11 Temmuz 2013 Perşembe

#30

salıydı. 'çok sıkıldım' dedi daha yatağından kalkmadan. saat yedi olmuştu ve o hala uyuyordu. uyumaktan başka ne yaparım diyordu soran olursa, genellikle de olmuyordu.
odi'yi tanımazsınız. geceleri çok içer, gündüzleri ortalıktan kaybolurdu. sürekli, ama sürekli uyurdu. uyanıkken vaktini ayılmaya çalışmakla geçirdiği için kendine hiç bakmazdı. odası dağınık, çamaşırları kirli, saçı sakalı birbirine karışmış bir adamdı odi. ayıldığı zamanlarsa gider bir içki alır, evinin en temiz noktası olan balkona oturur, kendi şarkılarına eşlik ederek içerdi. fakat bugün keyifsizdi. başka bir huzursuzluk vardı içinde. dışarıya çıkıp dolaşmayı düşündü. saat 12'yi geçmeden, ülkesi bal kabağına dönmeden işleme koymalıydı bu eylemini. tam o anda ilaç gibi telefon geldi.
-abi bizim mahallede caddeyi kapatmışlar, şenlik yapıyorlar, gitmesek mi?
bir dakika bile düşünmedi, odasına daldı, kıyafetler dağının içinden ilk bulduğu pantolonu kıçına çekip çıktı sokağa. iki aydır aynı pantolonu giyiyordu zaten. 'kirli daha samimi' diyordu soran olursa, genellikle de olmuyordu. kıyafetlerini yıkayacak hiç kimsesi olmadığı için de aldırış etmiyordu.
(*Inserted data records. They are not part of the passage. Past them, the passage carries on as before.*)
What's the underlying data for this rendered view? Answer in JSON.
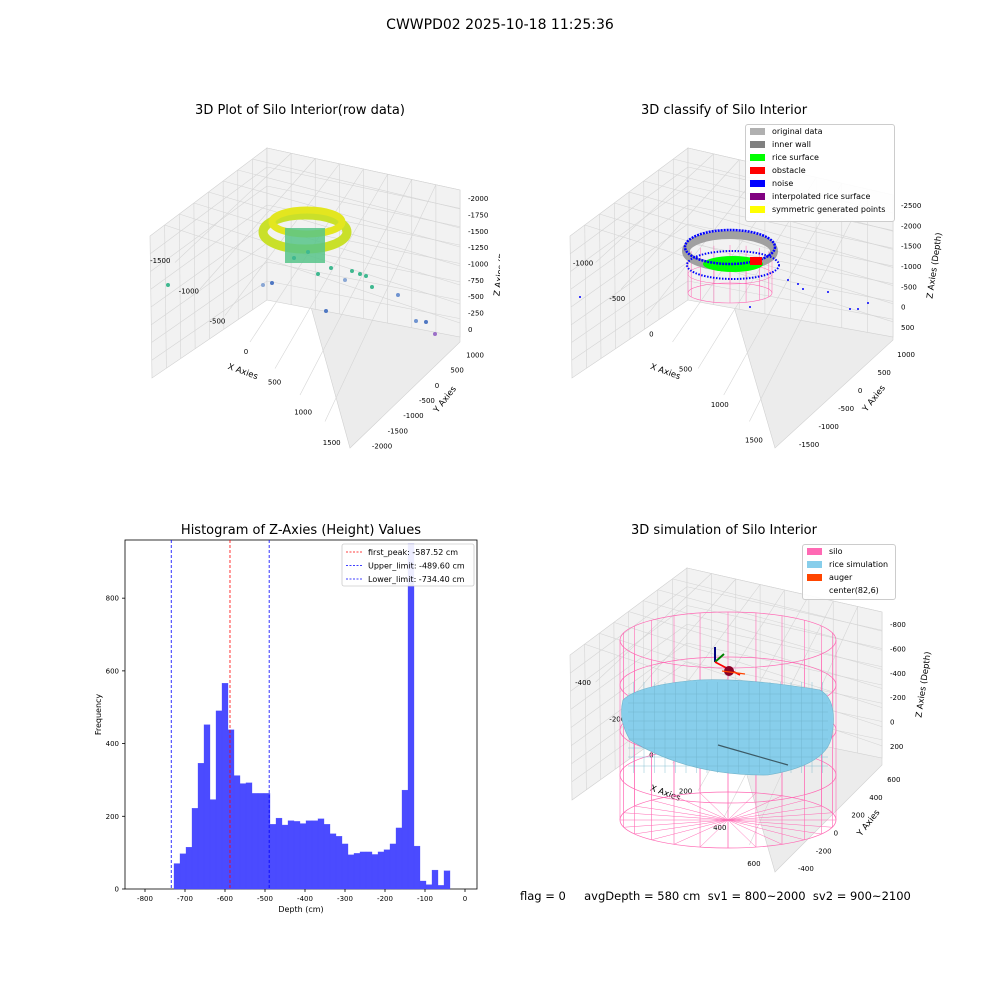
{
  "figure": {
    "suptitle": "CWWPD02 2025-10-18 11:25:36",
    "footer": "flag = 0     avgDepth = 580 cm  sv1 = 800~2000  sv2 = 900~2100"
  },
  "panels": {
    "raw": {
      "title": "3D Plot of Silo Interior(row data)",
      "xlabel": "X Axies",
      "ylabel": "Y Axies",
      "zlabel": "Z Axies (Depth)",
      "xticks": [
        "-1500",
        "-1000",
        "-500",
        "0",
        "500",
        "1000",
        "1500"
      ],
      "yticks": [
        "-2000",
        "-1500",
        "-1000",
        "-500",
        "0",
        "500",
        "1000"
      ],
      "zticks": [
        "0",
        "-250",
        "-500",
        "-750",
        "-1000",
        "-1250",
        "-1500",
        "-1750",
        "-2000"
      ]
    },
    "classify": {
      "title": "3D classify of Silo Interior",
      "xlabel": "X Axies",
      "ylabel": "Y Axies",
      "zlabel": "Z Axies (Depth)",
      "xticks": [
        "-1000",
        "-500",
        "0",
        "500",
        "1000",
        "1500"
      ],
      "yticks": [
        "-1500",
        "-1000",
        "-500",
        "0",
        "500",
        "1000"
      ],
      "zticks": [
        "500",
        "0",
        "-500",
        "-1000",
        "-1500",
        "-2000",
        "-2500"
      ],
      "legend": [
        {
          "label": "original data",
          "color": "#b0b0b0"
        },
        {
          "label": "inner wall",
          "color": "#808080"
        },
        {
          "label": "rice surface",
          "color": "#00ff00"
        },
        {
          "label": "obstacle",
          "color": "#ff0000"
        },
        {
          "label": "noise",
          "color": "#0000ff"
        },
        {
          "label": "interpolated rice surface",
          "color": "#800080"
        },
        {
          "label": "symmetric generated points",
          "color": "#ffff00"
        }
      ]
    },
    "simulation": {
      "title": "3D simulation of Silo Interior",
      "xlabel": "X Axies",
      "ylabel": "Y Axies",
      "zlabel": "Z Axies (Depth)",
      "xticks": [
        "-400",
        "-200",
        "0",
        "200",
        "400",
        "600"
      ],
      "yticks": [
        "-400",
        "-200",
        "0",
        "200",
        "400",
        "600"
      ],
      "zticks": [
        "200",
        "0",
        "-200",
        "-400",
        "-600",
        "-800"
      ],
      "legend": [
        {
          "label": "silo",
          "color": "#ff69b4"
        },
        {
          "label": "rice simulation",
          "color": "#87ceeb"
        },
        {
          "label": "auger",
          "color": "#ff4500"
        },
        {
          "label": "center(82,6)",
          "color": ""
        }
      ]
    }
  },
  "chart_data": {
    "type": "bar",
    "title": "Histogram of Z-Axies (Height) Values",
    "xlabel": "Depth (cm)",
    "ylabel": "Frequency",
    "xlim": [
      -850,
      30
    ],
    "ylim": [
      0,
      960
    ],
    "xticks": [
      -800,
      -700,
      -600,
      -500,
      -400,
      -300,
      -200,
      -100,
      0
    ],
    "yticks": [
      0,
      200,
      400,
      600,
      800
    ],
    "bin_width": 15,
    "bins": [
      {
        "x": -720,
        "v": 70
      },
      {
        "x": -705,
        "v": 97
      },
      {
        "x": -690,
        "v": 115
      },
      {
        "x": -675,
        "v": 222
      },
      {
        "x": -660,
        "v": 346
      },
      {
        "x": -645,
        "v": 452
      },
      {
        "x": -630,
        "v": 246
      },
      {
        "x": -615,
        "v": 490
      },
      {
        "x": -600,
        "v": 566
      },
      {
        "x": -585,
        "v": 438
      },
      {
        "x": -570,
        "v": 312
      },
      {
        "x": -555,
        "v": 290
      },
      {
        "x": -540,
        "v": 292
      },
      {
        "x": -525,
        "v": 263
      },
      {
        "x": -510,
        "v": 263
      },
      {
        "x": -495,
        "v": 263
      },
      {
        "x": -480,
        "v": 178
      },
      {
        "x": -465,
        "v": 195
      },
      {
        "x": -450,
        "v": 176
      },
      {
        "x": -435,
        "v": 188
      },
      {
        "x": -420,
        "v": 186
      },
      {
        "x": -405,
        "v": 180
      },
      {
        "x": -390,
        "v": 188
      },
      {
        "x": -375,
        "v": 188
      },
      {
        "x": -360,
        "v": 193
      },
      {
        "x": -345,
        "v": 178
      },
      {
        "x": -330,
        "v": 152
      },
      {
        "x": -315,
        "v": 145
      },
      {
        "x": -300,
        "v": 124
      },
      {
        "x": -285,
        "v": 94
      },
      {
        "x": -270,
        "v": 98
      },
      {
        "x": -255,
        "v": 102
      },
      {
        "x": -240,
        "v": 102
      },
      {
        "x": -225,
        "v": 95
      },
      {
        "x": -210,
        "v": 102
      },
      {
        "x": -195,
        "v": 108
      },
      {
        "x": -180,
        "v": 124
      },
      {
        "x": -165,
        "v": 168
      },
      {
        "x": -150,
        "v": 272
      },
      {
        "x": -135,
        "v": 950
      },
      {
        "x": -120,
        "v": 118
      },
      {
        "x": -105,
        "v": 22
      },
      {
        "x": -90,
        "v": 12
      },
      {
        "x": -75,
        "v": 52
      },
      {
        "x": -60,
        "v": 10
      },
      {
        "x": -45,
        "v": 50
      }
    ],
    "vlines": [
      {
        "label": "first_peak: -587.52 cm",
        "x": -587.52,
        "color": "#ff0000"
      },
      {
        "label": "Upper_limit: -489.60 cm",
        "x": -489.6,
        "color": "#0000ff"
      },
      {
        "label": "Lower_limit: -734.40 cm",
        "x": -734.4,
        "color": "#0000ff"
      }
    ],
    "bar_color": "#4b4bff",
    "legend_position": "top-right",
    "grid": false
  }
}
arkadaşla buluşuldu, mekana varıldı.  bakılası bacak sayısının çok olduğu bir yerdi vardıkları yer; ama o mekanın korkunç durumundan ötürü bacaklara tam konsantre olamadı. yol boyunca ucuz müzikler çalıyordu. her bir taraftan koşuşturmaca vardı. sokağın ortasında dans eden insanlar, onları kızıldeniz gibi yarıp bir taraftan diğer tarafa geçmeye çalışanlar, makyajlı, boyalı boyalı kadınlar, parfüm kokuları, kollu, vücutlu erkekler, baloncular, dondurmacılar, daha neler neler. . burayı tam olarak şenlik alanı yapanın ne olduğunu düşündü. sonra ücretsiz içki dağıtıldığını fark etti, koşup hemen bir tane aldı ve şenliğin tadına varmayı umdu. durdu. ona hitap edecek hiçbir şey bulamadığı noktada arkadaşını aradı, tabii ki onu bulamayacağının da farkındaydı. yoldayken de öyle diyordu zaten, '-ben yokmuşum gibi odi!'
yalnız kaldı. bu yeni bir şey değildi ama yüzüne çarpılmasından hiç hoşlanmadı.
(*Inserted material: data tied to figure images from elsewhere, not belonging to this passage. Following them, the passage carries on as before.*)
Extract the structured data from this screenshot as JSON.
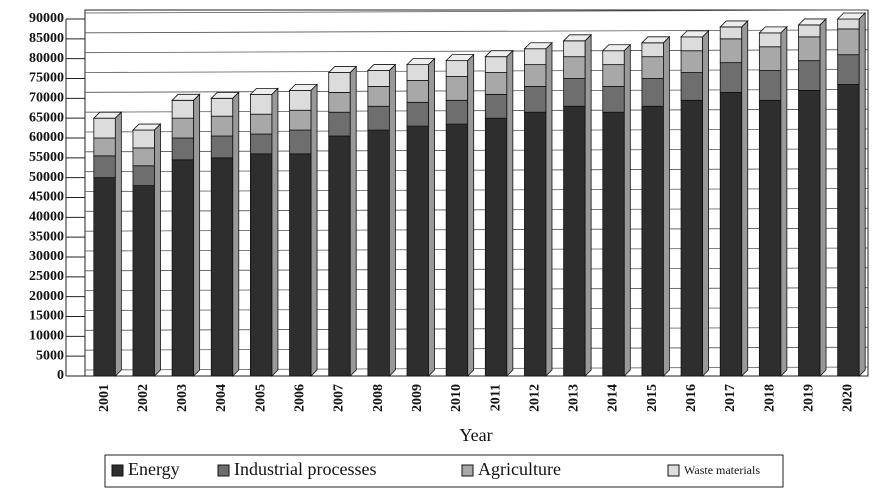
{
  "chart_data": {
    "type": "bar",
    "stacked": true,
    "x_label": "Year",
    "categories": [
      "2001",
      "2002",
      "2003",
      "2004",
      "2005",
      "2006",
      "2007",
      "2008",
      "2009",
      "2010",
      "2011",
      "2012",
      "2013",
      "2014",
      "2015",
      "2016",
      "2017",
      "2018",
      "2019",
      "2020"
    ],
    "series": [
      {
        "name": "Energy",
        "color": "#2e2e2e",
        "values": [
          50000,
          48000,
          54500,
          55000,
          56000,
          56000,
          60500,
          62000,
          63000,
          63500,
          65000,
          66500,
          68000,
          66500,
          68000,
          69500,
          71500,
          69500,
          72000,
          73500
        ]
      },
      {
        "name": "Industrial processes",
        "color": "#6e6e6e",
        "values": [
          5500,
          5000,
          5500,
          5500,
          5000,
          6000,
          6000,
          6000,
          6000,
          6000,
          6000,
          6500,
          7000,
          6500,
          7000,
          7000,
          7500,
          7500,
          7500,
          7500
        ]
      },
      {
        "name": "Agriculture",
        "color": "#a8a8a8",
        "values": [
          4500,
          4500,
          5000,
          5000,
          5000,
          5000,
          5000,
          5000,
          5500,
          6000,
          5500,
          5500,
          5500,
          5500,
          5500,
          5500,
          6000,
          6000,
          6000,
          6500
        ]
      },
      {
        "name": "Waste materials",
        "color": "#dcdcdc",
        "values": [
          5000,
          4500,
          4500,
          4500,
          5000,
          5000,
          5000,
          4000,
          4000,
          4000,
          4000,
          4000,
          4000,
          3500,
          3500,
          3500,
          3000,
          3500,
          3000,
          2500
        ]
      }
    ],
    "ylim": [
      0,
      90000
    ],
    "yticks": [
      0,
      5000,
      10000,
      15000,
      20000,
      25000,
      30000,
      35000,
      40000,
      45000,
      50000,
      55000,
      60000,
      65000,
      70000,
      75000,
      80000,
      85000,
      90000
    ],
    "grid": true
  }
}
hatta bir keresinde bir restorana girip tek kişilik masa var mı diye etrafa bakınırken, garson gelip, 'hoş geldiniz, yalnız mısınız?' diye sorduğunda ağzını açamamış, kafasını sallamıştı sadece. garson iki kişilik masanın üzerinden kırmızı mumu ve ikinci porsiyon tabağını alıp buyur etmişti yalnızlığına onu, bir de utanmadan, 'yenge yok mu bugün?' deyip güya teselli etmek istemişti.. iştahı kaçtığı için bir dondurma yeyip kalkmıştı masadan.
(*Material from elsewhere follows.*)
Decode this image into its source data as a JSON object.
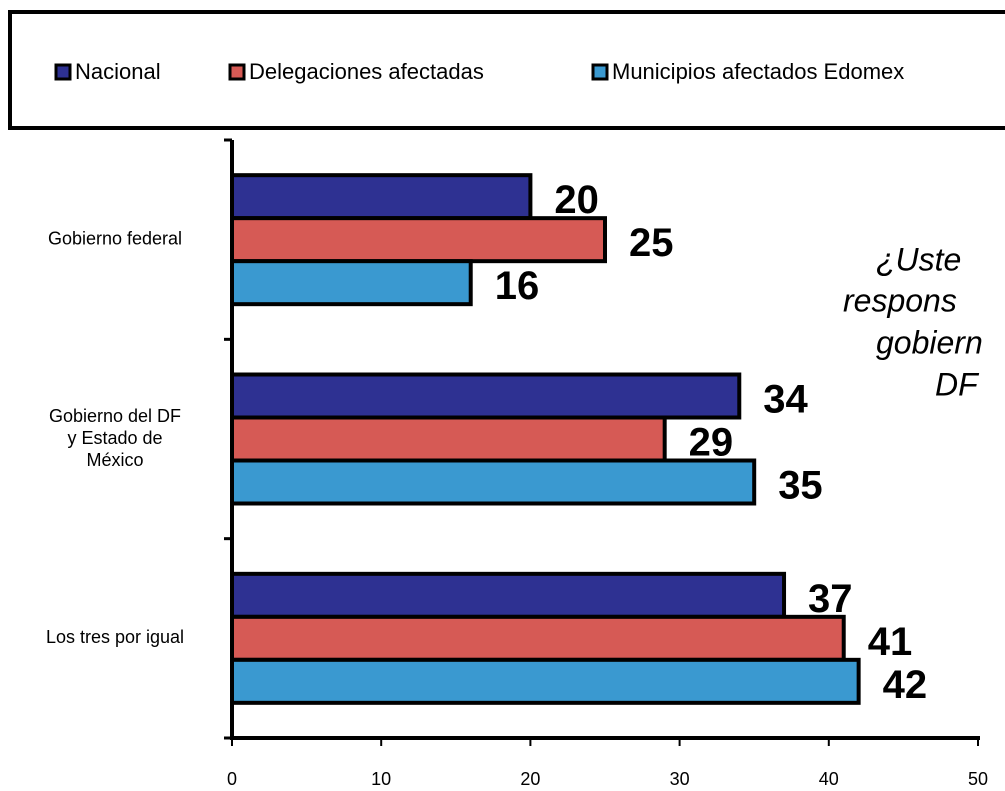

neyse dolaştı civarlarda biraz. sonra savaş alanından telaşla uzaklaşıp bir yer buldu kendine, oturdu. burada içkiler ücretsiz dağıtılmıyordu. viski fiyatlarından da şikayetçiydi, kendine bir şişe şarap alıp yürümeye başladı. sahile doğru. yollar karanlık, ortalık sessizdi. bir gerilim filmi efekti olarak ayak sesleri duyuyordu her taraftan. aldırış etmedi, yürüdü, yürüdü, yürüdü. denize vardığında gün doğmak üzereydi, günün en tatlı saatiydi ona sorsanız. eski bir arkadaşıyla hep oturdukları yere gitti. oturdu. her zaman olduğu gibi kayıklar yola çıkmıştı. denizin sesi, kokusu, ay, manzaranın büyüsü, her şey,  her şey eskisi gibiydi.
tek bir şey dışında.
çok özledim be abi diyordu soran olursa. genellikle de olmuyordu..

sabaha kadar içti. eve döndüğünde, saat hala yediydi.